У Елены Тулушевой такое «своё» – это работа в центре помощи трудным подросткам. Такое «своё», которое не каждому и по плечу. Действительно, натворит делов эта курица Лидка из рассказа «Первенец». Забрюхатела, едва понимая, что делает, причём сама наркоманка, а отец будущего ребёнка, если его отцом можно назвать, с таким набором, что волоса? дыбом встают. Бесполезное дело.

А ведь подумать: сколь людей хотят ребёночка, лечатся, мучаются, стараются, а не получается, а тут этой бичихе – пожалуйста. Несправедливость. Или урок? Почему она такая? Кто виноват: среда или характер? Гадать сколько угодно можно, почему живот мудрее мамаши… А ребёночек-то шевелится, интересно, он ножкой сейчас ударил, или ручкой? А она хоть и бичиха, а ей тоже ласковое слово нужно, не безнадёжная она, и может всё выправиться? Может непривычное для Лиды ласковое слово, сказанное врачом, сделает дело? «Все у нас получится». «У нас». Надо же. Врачиха сказала «мы». Ничего себе.

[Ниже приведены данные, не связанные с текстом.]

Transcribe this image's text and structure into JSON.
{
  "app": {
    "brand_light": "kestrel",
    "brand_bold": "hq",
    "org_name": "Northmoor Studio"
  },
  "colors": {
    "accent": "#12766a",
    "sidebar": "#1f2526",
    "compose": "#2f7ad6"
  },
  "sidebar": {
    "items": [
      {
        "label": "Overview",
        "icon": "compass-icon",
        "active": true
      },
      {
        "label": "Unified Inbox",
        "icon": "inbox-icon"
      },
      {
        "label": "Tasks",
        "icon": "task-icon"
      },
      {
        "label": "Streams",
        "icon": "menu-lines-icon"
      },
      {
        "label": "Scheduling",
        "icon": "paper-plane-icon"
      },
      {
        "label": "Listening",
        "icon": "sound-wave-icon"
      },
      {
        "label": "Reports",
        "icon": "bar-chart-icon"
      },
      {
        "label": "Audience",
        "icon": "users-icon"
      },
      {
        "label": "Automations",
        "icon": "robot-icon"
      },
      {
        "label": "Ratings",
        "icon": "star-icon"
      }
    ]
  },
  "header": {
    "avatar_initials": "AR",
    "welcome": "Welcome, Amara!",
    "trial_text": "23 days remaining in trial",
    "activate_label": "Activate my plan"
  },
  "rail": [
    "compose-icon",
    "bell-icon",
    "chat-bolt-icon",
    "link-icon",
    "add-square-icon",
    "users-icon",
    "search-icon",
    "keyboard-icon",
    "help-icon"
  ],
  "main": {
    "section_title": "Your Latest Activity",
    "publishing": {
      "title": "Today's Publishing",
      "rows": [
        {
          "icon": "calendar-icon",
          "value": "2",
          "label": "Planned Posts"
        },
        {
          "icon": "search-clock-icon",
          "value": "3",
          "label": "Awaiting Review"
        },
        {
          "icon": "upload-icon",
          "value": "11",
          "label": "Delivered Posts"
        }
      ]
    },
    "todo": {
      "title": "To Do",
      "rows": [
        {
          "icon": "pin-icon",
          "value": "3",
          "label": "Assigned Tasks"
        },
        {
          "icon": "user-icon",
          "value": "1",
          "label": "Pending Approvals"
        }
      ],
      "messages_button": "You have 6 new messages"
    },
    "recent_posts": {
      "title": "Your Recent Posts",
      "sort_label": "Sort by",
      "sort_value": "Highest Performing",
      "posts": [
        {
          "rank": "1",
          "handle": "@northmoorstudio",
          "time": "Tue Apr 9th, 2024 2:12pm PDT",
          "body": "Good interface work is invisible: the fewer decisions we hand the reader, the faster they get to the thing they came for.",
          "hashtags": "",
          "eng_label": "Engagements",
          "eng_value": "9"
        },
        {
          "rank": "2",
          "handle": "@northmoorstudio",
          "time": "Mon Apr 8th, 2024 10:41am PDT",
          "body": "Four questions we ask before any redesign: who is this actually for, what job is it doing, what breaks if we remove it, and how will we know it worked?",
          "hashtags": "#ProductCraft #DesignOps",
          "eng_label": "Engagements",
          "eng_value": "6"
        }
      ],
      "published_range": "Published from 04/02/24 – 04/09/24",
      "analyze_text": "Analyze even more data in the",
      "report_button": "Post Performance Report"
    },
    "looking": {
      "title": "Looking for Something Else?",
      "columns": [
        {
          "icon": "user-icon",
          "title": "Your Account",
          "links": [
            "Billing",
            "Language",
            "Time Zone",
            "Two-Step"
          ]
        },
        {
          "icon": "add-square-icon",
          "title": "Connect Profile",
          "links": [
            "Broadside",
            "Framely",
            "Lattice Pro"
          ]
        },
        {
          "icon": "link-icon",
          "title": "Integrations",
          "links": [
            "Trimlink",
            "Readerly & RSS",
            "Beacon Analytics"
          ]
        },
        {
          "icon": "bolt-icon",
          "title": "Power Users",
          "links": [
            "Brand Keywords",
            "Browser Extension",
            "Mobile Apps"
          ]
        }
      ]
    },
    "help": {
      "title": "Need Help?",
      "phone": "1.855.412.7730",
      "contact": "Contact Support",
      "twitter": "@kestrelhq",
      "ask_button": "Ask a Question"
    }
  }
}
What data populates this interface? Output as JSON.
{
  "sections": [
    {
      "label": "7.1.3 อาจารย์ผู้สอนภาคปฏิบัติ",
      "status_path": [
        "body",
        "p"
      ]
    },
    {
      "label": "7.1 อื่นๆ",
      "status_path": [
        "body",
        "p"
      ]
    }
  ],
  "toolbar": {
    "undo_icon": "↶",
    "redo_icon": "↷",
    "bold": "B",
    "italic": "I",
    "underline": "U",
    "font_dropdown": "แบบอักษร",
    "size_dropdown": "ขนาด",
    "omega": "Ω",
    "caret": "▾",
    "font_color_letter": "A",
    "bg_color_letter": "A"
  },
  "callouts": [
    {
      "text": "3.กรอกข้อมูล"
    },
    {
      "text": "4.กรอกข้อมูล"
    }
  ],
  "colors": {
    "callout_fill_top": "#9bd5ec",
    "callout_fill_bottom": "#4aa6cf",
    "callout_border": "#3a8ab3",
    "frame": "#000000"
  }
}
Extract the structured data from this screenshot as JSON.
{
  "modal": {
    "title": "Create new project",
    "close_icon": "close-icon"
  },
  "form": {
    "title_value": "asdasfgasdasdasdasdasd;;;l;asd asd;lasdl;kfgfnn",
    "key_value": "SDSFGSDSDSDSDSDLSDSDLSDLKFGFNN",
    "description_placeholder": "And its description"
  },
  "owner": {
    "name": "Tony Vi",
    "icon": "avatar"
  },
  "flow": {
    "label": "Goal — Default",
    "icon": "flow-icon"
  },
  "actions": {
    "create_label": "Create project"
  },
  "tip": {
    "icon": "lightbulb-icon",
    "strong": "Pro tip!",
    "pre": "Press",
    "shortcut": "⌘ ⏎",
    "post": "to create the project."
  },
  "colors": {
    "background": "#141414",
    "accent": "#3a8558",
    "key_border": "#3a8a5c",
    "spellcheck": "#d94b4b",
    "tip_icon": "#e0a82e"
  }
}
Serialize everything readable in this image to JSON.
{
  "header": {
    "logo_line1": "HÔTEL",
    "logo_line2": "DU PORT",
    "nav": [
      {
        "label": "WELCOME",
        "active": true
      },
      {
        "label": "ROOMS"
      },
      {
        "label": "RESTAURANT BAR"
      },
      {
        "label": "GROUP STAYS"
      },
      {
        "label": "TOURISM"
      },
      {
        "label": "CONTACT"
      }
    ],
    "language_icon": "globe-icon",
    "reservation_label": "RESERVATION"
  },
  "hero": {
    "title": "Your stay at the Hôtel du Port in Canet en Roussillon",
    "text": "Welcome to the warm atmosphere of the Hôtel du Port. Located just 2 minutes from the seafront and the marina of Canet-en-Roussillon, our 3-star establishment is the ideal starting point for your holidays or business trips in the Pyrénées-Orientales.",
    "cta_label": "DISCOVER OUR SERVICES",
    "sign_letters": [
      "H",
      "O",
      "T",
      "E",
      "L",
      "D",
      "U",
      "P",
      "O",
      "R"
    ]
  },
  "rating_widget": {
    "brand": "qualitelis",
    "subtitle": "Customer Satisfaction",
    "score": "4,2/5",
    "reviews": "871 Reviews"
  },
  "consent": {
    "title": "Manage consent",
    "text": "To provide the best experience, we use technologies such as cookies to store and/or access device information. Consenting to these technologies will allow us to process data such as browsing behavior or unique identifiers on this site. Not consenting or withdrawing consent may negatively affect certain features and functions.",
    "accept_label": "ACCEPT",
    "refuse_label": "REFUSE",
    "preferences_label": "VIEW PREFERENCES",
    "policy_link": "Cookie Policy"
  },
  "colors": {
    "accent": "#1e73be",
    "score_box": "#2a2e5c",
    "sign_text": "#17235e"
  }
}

Сколько таких, как Лидка! И что с ними делать? Как я могу помочь? Или не могу? Вот! Главное произошло: уже заработали у читателя голова и сердце, потянулась ниточка размышлений. Почему врачиха вдруг по-человечьи обратилась к Лиде? Почему автор решил оправдать её сочувствие тем, что она тоже в беде, что у неё сын наркоман? Чтобы показать, что человек нынче не способен на добро без личной привязки? Что не поможет просто так, по человеческому долгу, по Божьей заповеди? Или это сюжетный ход. Для убедительности. Да. Всколыхнула… Есть над чем подумать.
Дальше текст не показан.